With time ticking toward Rodney Reed's execution date, a petition urging Texas Governor Greg Abbott to stop the convicted murderer's death gathered more than 2 million signatures.
Reed, 51, was convicted of raping and murdering 18-year-old Stacey Stites in 1996 and is scheduled to be executed Nov. 20. Campaigners advocating for Reed's release claim he is innocent and celebrities, including Kim Kardashian West, urged Abbott to stop the execution as new evidence could exonerate the 51-year-old.
On Thursday morning, a petition to persuade Abbott and other elected officials to stay the execution had 2,001,862 signatures. The petition's new goal was to have 3,000,000 signatures by Nov. 19. Along with digitally signing it, people were urged to call a number of influential people, including Abbott, legislators and the Texas Board of Pardons and Paroles.
"Governor Greg Abbott has stopped an execution before. He can again. A huge public uproar right now could force Abbott to free Rodney Reed and stop this execution," the petition said.

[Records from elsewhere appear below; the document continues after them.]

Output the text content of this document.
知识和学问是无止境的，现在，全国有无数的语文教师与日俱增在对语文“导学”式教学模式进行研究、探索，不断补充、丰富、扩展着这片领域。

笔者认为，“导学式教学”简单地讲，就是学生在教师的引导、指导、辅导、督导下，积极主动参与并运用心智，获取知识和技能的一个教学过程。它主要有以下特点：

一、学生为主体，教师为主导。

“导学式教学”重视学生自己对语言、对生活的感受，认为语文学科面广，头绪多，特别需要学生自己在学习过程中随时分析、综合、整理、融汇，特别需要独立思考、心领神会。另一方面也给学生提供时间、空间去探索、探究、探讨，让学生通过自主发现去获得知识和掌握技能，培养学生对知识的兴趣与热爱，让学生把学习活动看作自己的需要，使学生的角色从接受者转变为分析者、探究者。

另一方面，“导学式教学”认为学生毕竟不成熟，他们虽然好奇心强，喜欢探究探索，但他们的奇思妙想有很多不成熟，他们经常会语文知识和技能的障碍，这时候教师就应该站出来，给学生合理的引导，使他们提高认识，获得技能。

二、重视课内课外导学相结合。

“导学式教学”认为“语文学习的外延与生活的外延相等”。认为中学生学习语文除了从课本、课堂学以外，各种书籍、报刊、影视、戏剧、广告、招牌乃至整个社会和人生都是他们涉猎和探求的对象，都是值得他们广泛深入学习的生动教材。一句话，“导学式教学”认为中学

In February 2018, Abbott accepted the state parole board's recommendation and granted clemency to Thomas Whitaker, a death row inmate at the time. The order was issued less than an hour before his scheduled execution, according to the Texas Tribune, and was the first time in more than 10 years that a governor spared an inmate from a death sentence.

Whitaker was convicted of planning the murder of his mother and brother in 2003, an action that Abbott called "reprehensible" in a statement announcing the clemency. In exchange for Abbott sparing his life, Whitaker agreed to waive all claims to parole and spend the rest of his life behind bars.
On Tuesday, a group of 26 bipartisan Texas lawmakers sent a letter to Abbott, asking him to spare Reed's life and allow new developments in his case to be explored, according to CBS News. Those new developments include a man who claims to have witnessed another man confess to the murder and forensic evidence.
The letter claimed, according to CBS News, that executing Reed when there's doubt about his guilt could "erode public trust" in the Texas justice system.
During his murder trial, prosecutors claimed Reed intercepted Stites sometime between 3 a.m. and 5 a.m. while she was driving to work. They argued that he raped and strangled her before leaving her body in a remote area of Bastrop, Texas.
Reed's maintained his innocence, claiming that his sperm was found inside Stites' body because they were having an affair and slept together the day before. Experts called by the prosecution claimed sperm from 24 hours earlier wouldn't have been present at the time of her death, however, his team argued they relied on "inaccurate science."
An inmate, who served in prison with Stites fiance Jimmy Fennell, a former police officer convicted of kidnapping and having improper sexual contact with a woman he took into custody, claimed Fennell confessed to killing Stites. Fennell denied any involvement in Stites' death, but defense experts claim the state of her body indicated she was killed before midnight, when she was at home with Fennell.
"This is coming from a career criminal who has pending cases in Hays County," Fennell's attorney, Bob Phillips, told CBS News. "It's classic Hail Mary stuff from a guy who's trying to save his own scalp, I'm quite confident."
Reed's lawyers requested the state parole board recommend Abbott spare the 51-year-old from death and decrease his sentence to life in prison. This, his attorney told CBS News, would give his client a chance to have his conviction overturned in court and vindicated at a fair trial.